The people of Asaba mark their loss each year. Dressed in white, they retrace the steps of the dance of death. Each year, the numbers of witnesses dwindle, but they tell their stories in hopes they will make a difference, and that we will at last listen. They plan to plant 1,000 trees in remembrance of those lost, and in mourning for the world.
To honor the generations of innocents, caught in wars that were never theirs, we would surely need to reforest the earth.
Author’s note:
The Nigeria-Biafra War (or Nigerian Civil War), broke out in July 1967, following the secession of Nigeria’s predominantly Igbo eastern region, under the name Biafra. The war pitted the Biafra leader, 34-year-old Emeka Ojukwu, against the Nigerian head of state, 32-year-old Yakubu Gowon, both educated in Britain. Biafra surrendered in 1970, with up to 2 million people dead, mostly from starvation resulting from a blockade by the British-backed Nigerian government. Thousands of civilians also died from air-raids and massacres as troops entered their towns, as happened in Asaba. Though often over-shadowed by the Vietnam War, the conflict, framed by many as a genocide, sparked international protests.

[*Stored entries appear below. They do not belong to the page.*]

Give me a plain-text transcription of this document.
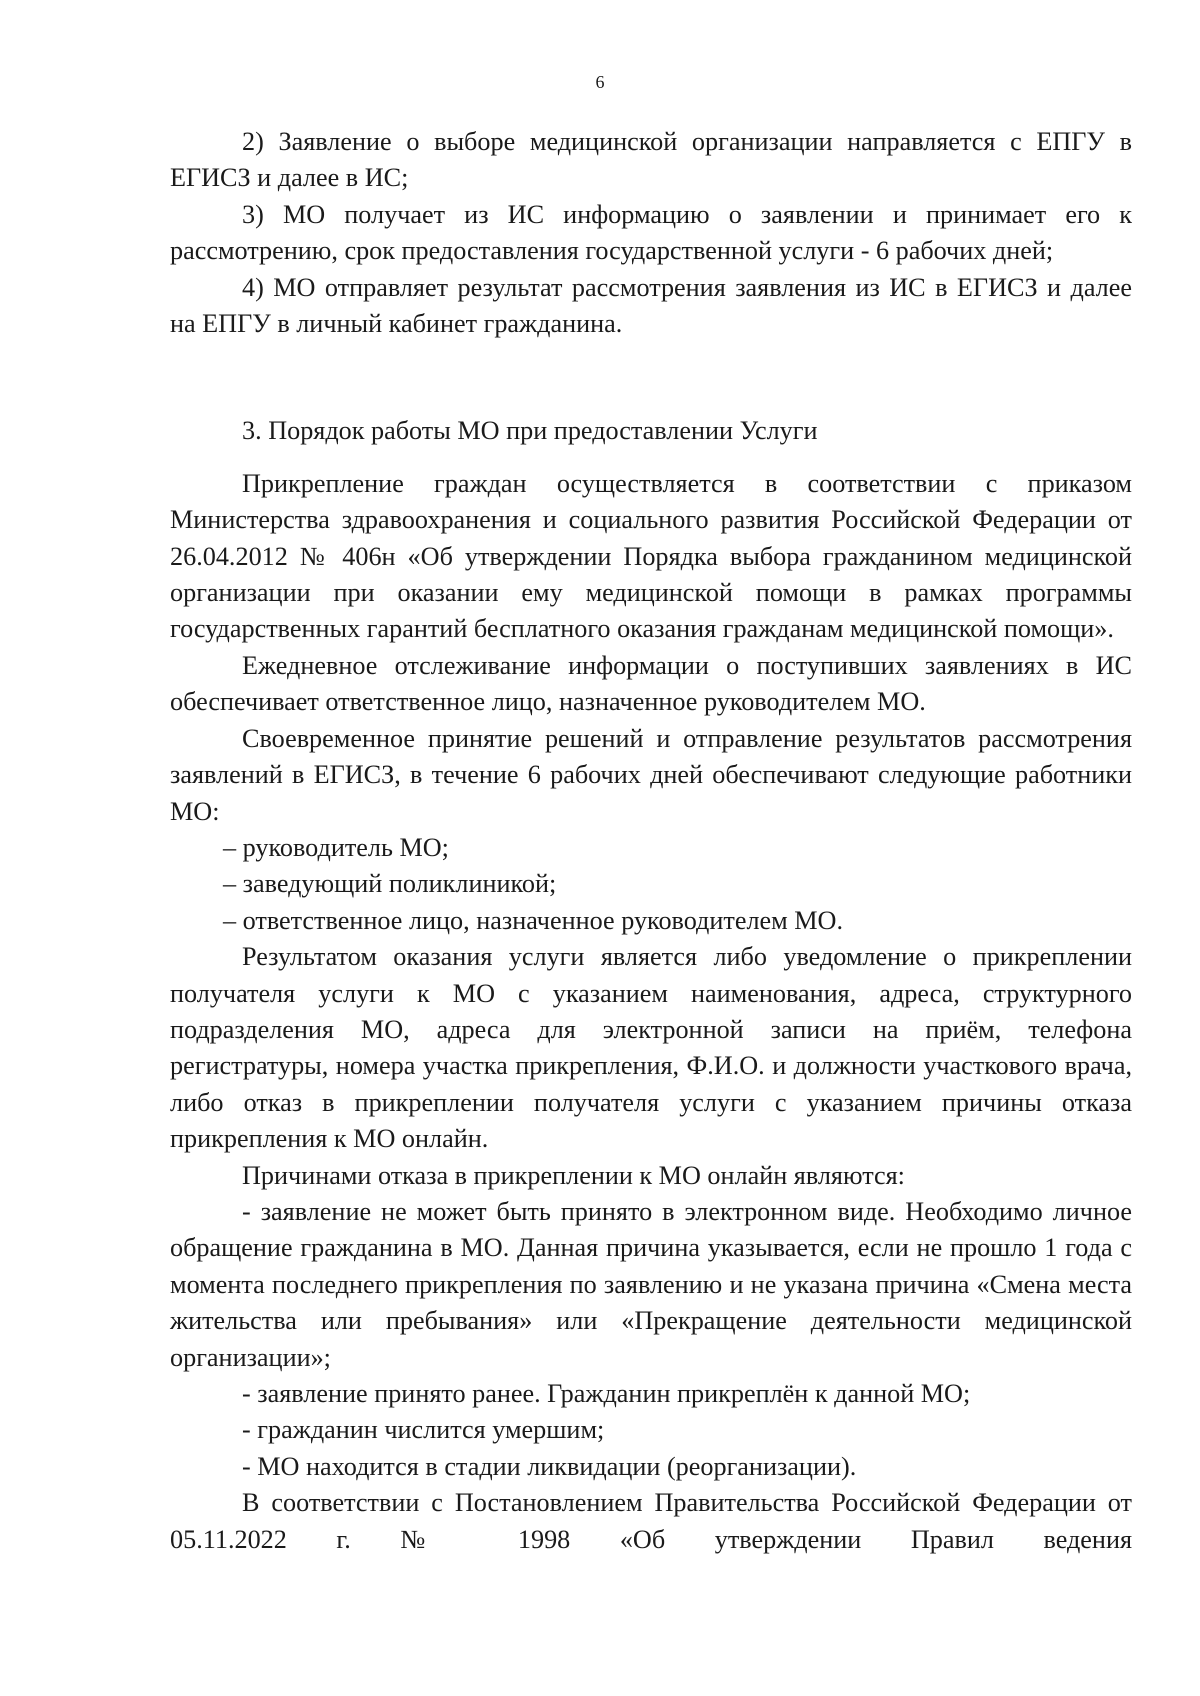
6

2) Заявление о выборе медицинской организации направляется с ЕПГУ в ЕГИСЗ и далее в ИС;

3) МО получает из ИС информацию о заявлении и принимает его к рассмотрению, срок предоставления государственной услуги - 6 рабочих дней;

4) МО отправляет результат рассмотрения заявления из ИС в ЕГИСЗ и далее на ЕПГУ в личный кабинет гражданина.

3. Порядок работы МО при предоставлении Услуги

Прикрепление граждан осуществляется в соответствии с приказом Министерства здравоохранения и социального развития Российской Федерации от 26.04.2012 № 406н «Об утверждении Порядка выбора гражданином медицинской организации при оказании ему медицинской помощи в рамках программы государственных гарантий бесплатного оказания гражданам медицинской помощи».

Ежедневное отслеживание информации о поступивших заявлениях в ИС обеспечивает ответственное лицо, назначенное руководителем МО.

Своевременное принятие решений и отправление результатов рассмотрения заявлений в ЕГИСЗ, в течение 6 рабочих дней обеспечивают следующие работники МО:

– руководитель МО;

– заведующий поликлиникой;

– ответственное лицо, назначенное руководителем МО.

Результатом оказания услуги является либо уведомление о прикреплении получателя услуги к МО с указанием наименования, адреса, структурного подразделения МО, адреса для электронной записи на приём, телефона регистратуры, номера участка прикрепления, Ф.И.О. и должности участкового врача, либо отказ в прикреплении получателя услуги с указанием причины отказа прикрепления к МО онлайн.

Причинами отказа в прикреплении к МО онлайн являются:

- заявление не может быть принято в электронном виде. Необходимо личное обращение гражданина в МО. Данная причина указывается, если не прошло 1 года с момента последнего прикрепления по заявлению и не указана причина «Смена места жительства или пребывания» или «Прекращение деятельности медицинской организации»;

- заявление принято ранее. Гражданин прикреплён к данной МО;

- гражданин числится умершим;

- МО находится в стадии ликвидации (реорганизации).

В соответствии с Постановлением Правительства Российской Федерации от 05.11.2022 г. № 1998 «Об утверждении Правил ведения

Joan Baez and Jimi Hendrix played benefits for Biafra, while John Lennon returned his Member of the British Empire award. In 1969, Columbia University student Bruce Mayrock died after setting himself on fire outside New York’s United Nations building in protest. The war’s devastation sparked mass migrations from Nigeria, and festering grievances have fostered a Biafra resurgence movement. The war may have been forgotten by many, but the trauma suffered by the Igbo people was profound, and still resonates today. The author’s website, devoted to her research on the Asaba Massacre, is at www.asabamemorial.org.